Janelle fluttered her eyelashes and smiled gratefully. “You’re all just wonderful,” she sighed, and Beth wanted to strangle her. She almost laughed, considering that’s what the police thought she’d done to Brianne Dumont. But Brianne had never engendered any dislike in her, not the way Janelle did, and even Janelle was as safe with her as Chase in his crib. Now, if she could just convince Ty Redstone and Paul Jester of that…
JANELLE CLOSED THE DOOR behind her unwanted visitors and folded her arms, fuming. That damned Beth. She could handle Megan. The woman was so besotted with her grandson and so anxious to believe that Petey was her long-lost son Connor that she’d do almost anything Janelle wanted. But Beth was a problem—and another problem was not what they needed just now, not after who she’d seen at the Austin Eats Diner that day. All that crap about New Mexico and sending off for the birth papers ought to buy her some time—time to come up with something else. First things first, though.

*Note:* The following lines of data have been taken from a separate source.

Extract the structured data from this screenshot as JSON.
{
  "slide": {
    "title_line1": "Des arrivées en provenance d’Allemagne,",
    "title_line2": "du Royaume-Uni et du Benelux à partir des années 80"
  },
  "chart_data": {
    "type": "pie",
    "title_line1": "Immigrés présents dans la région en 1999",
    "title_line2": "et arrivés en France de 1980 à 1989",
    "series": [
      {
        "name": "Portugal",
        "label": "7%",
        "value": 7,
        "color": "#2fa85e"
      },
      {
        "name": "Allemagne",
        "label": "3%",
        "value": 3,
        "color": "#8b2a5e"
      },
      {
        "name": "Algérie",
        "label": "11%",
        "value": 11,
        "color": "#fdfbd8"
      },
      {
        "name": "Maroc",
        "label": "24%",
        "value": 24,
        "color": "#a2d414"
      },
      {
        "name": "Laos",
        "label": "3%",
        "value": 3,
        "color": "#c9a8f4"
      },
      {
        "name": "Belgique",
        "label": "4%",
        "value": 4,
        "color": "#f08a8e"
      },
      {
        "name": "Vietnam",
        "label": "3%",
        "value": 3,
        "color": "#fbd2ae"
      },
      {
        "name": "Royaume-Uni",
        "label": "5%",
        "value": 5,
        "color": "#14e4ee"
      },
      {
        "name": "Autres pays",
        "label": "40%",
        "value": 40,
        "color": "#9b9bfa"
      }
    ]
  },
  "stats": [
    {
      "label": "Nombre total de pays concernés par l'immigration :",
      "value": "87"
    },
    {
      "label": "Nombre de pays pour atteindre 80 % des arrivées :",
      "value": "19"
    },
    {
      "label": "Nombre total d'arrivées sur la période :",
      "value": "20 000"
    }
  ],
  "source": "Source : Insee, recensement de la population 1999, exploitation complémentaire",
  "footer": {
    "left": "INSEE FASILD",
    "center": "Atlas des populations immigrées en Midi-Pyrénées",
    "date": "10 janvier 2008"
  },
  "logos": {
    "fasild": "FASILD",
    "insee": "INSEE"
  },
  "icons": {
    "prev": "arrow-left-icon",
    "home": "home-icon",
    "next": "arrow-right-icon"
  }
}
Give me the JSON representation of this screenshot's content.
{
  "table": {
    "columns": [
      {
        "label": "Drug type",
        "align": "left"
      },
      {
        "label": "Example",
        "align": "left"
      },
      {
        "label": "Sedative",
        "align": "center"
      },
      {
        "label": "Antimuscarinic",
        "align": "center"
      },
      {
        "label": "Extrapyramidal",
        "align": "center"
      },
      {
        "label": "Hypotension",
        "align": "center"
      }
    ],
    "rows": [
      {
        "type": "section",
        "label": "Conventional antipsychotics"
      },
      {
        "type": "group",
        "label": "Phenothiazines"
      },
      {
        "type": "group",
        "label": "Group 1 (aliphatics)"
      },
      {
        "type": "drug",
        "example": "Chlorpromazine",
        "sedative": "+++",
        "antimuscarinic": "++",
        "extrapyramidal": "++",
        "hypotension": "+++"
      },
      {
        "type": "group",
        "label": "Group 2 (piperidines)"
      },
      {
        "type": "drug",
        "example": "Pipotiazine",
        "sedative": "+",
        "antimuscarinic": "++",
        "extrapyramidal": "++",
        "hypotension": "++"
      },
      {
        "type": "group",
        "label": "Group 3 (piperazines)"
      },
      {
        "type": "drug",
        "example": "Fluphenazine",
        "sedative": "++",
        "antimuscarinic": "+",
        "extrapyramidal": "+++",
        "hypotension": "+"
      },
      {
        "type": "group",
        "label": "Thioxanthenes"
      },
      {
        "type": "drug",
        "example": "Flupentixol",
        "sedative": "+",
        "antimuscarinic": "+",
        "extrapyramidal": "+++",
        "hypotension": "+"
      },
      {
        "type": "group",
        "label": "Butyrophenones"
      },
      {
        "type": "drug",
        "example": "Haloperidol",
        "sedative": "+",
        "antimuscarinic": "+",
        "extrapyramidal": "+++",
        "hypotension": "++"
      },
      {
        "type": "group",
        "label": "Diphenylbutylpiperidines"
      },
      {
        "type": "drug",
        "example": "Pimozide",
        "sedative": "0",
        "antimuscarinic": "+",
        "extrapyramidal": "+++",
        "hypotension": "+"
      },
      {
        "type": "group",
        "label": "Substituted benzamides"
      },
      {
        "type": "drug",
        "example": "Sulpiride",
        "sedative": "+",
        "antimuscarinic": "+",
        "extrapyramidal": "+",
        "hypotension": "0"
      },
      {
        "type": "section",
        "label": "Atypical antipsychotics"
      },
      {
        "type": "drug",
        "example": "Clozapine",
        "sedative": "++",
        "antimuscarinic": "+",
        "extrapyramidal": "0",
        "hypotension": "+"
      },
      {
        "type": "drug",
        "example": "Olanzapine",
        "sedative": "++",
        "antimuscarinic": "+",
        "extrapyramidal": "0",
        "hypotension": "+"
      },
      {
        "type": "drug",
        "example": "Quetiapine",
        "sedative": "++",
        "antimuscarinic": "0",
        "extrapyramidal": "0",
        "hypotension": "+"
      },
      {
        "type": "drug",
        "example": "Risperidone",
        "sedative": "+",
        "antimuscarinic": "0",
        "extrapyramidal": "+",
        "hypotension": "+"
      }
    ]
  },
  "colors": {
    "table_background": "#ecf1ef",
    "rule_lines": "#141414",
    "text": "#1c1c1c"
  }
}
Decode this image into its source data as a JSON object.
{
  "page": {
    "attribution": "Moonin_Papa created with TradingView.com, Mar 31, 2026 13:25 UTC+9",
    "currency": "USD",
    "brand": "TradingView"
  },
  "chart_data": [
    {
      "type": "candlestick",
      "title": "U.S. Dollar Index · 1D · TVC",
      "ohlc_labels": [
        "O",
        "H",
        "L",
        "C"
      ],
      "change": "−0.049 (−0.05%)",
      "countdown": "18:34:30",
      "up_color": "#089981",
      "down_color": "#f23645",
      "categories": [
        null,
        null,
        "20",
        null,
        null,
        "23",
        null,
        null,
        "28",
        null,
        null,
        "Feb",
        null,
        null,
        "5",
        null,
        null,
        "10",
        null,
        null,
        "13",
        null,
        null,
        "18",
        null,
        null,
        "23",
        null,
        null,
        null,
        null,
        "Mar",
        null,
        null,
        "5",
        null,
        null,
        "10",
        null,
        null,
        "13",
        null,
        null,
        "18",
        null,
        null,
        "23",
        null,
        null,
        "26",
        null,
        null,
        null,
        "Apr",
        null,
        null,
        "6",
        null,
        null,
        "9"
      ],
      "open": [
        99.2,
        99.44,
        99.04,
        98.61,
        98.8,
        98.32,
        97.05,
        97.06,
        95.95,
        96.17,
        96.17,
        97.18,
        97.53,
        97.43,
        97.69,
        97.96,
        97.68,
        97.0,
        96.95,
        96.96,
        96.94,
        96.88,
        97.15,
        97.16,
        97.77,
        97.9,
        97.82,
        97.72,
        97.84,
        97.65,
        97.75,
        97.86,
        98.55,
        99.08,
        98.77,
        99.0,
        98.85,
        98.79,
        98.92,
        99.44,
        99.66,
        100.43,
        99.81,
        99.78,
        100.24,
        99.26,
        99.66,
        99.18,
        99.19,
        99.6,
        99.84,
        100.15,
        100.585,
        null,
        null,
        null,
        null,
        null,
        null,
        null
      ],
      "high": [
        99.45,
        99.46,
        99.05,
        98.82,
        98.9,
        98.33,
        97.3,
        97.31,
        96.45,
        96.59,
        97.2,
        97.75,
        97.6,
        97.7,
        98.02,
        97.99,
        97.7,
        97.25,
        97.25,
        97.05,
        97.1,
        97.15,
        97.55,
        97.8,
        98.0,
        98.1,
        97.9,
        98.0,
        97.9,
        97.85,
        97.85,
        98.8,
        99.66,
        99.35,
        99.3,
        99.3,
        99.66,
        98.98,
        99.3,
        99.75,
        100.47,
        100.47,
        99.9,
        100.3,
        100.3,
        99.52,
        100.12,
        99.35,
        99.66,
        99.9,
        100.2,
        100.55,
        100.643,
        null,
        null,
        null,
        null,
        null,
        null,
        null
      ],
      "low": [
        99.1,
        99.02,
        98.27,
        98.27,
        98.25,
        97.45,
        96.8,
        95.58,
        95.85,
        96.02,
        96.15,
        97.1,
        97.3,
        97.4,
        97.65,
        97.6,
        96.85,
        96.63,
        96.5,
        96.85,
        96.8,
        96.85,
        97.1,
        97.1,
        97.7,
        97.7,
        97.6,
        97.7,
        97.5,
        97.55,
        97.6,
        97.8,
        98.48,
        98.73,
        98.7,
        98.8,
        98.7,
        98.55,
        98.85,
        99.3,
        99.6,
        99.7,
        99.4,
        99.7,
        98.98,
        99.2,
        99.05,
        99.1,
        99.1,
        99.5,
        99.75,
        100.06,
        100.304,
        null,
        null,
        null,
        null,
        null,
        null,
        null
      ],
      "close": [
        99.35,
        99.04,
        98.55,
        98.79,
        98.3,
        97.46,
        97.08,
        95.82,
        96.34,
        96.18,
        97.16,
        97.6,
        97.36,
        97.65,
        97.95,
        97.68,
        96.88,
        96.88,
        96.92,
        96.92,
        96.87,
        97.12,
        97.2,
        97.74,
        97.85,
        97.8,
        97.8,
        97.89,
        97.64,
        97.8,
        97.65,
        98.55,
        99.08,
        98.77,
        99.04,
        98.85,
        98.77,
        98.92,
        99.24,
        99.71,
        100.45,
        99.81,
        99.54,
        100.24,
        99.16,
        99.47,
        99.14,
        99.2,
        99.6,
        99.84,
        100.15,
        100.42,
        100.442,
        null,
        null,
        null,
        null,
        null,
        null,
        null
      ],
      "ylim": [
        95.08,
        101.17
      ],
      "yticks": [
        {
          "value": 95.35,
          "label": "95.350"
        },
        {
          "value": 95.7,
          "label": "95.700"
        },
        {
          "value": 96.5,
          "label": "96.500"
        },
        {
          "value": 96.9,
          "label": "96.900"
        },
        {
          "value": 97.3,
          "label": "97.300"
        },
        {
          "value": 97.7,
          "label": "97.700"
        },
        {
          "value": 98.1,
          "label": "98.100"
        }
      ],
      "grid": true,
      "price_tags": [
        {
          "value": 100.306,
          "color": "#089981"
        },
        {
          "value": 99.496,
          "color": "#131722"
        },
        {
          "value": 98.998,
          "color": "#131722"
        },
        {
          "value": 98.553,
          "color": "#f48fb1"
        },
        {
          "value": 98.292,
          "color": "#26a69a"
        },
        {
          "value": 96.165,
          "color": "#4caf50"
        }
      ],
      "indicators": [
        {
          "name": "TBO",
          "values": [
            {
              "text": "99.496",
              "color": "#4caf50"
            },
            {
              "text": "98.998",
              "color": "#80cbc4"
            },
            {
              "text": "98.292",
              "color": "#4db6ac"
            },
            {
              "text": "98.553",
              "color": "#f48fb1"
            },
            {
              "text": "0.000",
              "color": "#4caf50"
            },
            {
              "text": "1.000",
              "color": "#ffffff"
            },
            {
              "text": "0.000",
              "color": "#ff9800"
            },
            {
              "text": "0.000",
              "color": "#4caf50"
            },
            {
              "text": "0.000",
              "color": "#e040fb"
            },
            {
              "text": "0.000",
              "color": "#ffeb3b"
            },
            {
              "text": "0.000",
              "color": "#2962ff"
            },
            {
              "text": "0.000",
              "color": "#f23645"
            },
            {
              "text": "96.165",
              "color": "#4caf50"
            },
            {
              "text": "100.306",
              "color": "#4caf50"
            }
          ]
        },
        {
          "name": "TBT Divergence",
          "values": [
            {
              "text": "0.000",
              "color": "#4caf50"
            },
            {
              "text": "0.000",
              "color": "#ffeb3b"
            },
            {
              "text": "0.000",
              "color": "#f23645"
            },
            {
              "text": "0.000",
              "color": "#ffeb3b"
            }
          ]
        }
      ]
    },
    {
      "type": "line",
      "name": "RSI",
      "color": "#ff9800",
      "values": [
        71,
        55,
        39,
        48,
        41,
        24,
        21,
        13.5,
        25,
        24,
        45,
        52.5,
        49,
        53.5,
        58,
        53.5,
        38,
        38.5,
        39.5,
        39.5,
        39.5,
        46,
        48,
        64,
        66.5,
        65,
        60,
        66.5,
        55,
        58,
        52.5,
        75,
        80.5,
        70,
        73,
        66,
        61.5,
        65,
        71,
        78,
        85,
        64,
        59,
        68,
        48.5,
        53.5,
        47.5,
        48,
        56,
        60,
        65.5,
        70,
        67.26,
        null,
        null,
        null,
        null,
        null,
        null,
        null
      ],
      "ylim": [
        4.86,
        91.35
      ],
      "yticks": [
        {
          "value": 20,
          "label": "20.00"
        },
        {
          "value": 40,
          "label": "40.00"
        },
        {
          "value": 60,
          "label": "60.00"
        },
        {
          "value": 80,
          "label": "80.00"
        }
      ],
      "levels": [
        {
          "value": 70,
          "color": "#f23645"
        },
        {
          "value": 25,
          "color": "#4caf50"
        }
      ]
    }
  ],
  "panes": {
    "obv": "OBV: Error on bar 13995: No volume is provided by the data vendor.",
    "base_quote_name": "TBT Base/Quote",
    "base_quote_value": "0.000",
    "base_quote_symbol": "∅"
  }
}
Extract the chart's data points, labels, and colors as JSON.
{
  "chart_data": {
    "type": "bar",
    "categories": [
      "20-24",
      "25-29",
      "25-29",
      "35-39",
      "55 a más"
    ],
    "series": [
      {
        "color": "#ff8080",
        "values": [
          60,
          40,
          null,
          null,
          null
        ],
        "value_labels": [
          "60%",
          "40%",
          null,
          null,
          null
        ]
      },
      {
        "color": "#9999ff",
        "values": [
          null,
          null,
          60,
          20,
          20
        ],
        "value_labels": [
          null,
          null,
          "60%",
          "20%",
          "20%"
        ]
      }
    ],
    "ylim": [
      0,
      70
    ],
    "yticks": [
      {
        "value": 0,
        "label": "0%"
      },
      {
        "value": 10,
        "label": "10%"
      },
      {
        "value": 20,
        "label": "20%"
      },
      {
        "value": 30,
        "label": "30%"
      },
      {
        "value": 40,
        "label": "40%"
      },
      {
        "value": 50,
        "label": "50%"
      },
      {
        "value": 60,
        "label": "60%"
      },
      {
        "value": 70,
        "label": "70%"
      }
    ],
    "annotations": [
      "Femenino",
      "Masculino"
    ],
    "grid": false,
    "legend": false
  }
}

“You can’t keep ignoring the kid,” her dolt of a husband pointed out, appearing in the doorway of the bedroom.
“I know that, you idiot! But that’s not our biggest problem at the moment.”
She began to pace. Damn, she’d thought for sure that she’d killed that bitch Lacy the day she’d dumped the kid. If the diner hadn’t been so crowded at lunchtime and she hadn’t been wearing sunglasses and a scarf, her face might have triggered Lacy’s memory. With the amnesia gone, Lacy would remember that she was Chase’s mother, not to mention the small fact that Janelle had tried to kill her with a blow on the head.
“What did you say they were calling her?”
“Who?”
Rage surged through her. The man looked like a movie star, but he was as dumb as a stump. If not for her, he’d still be working a two-bit construction job in Las Vegas, but what a damned nuisance he’d become! Was it too much to ask that he have enough intelligence to follow a conversation? She picked up a brass bookend and hurled it at him.
“Lacy Clark, you overgrown booby! Who else?”
He dodged the bookend and waited to see if she’d pitch the other even as he muttered, “Oh, her.”
“Yeah, her,” Janelle said, sneering, “the woman who gave birth to our Maitland meal ticket.” She drove a hand through her long, dark hair. “Damn! I knew it. I knew she wasn’t dead. Blast her! Why couldn’t she have just died in that alley?”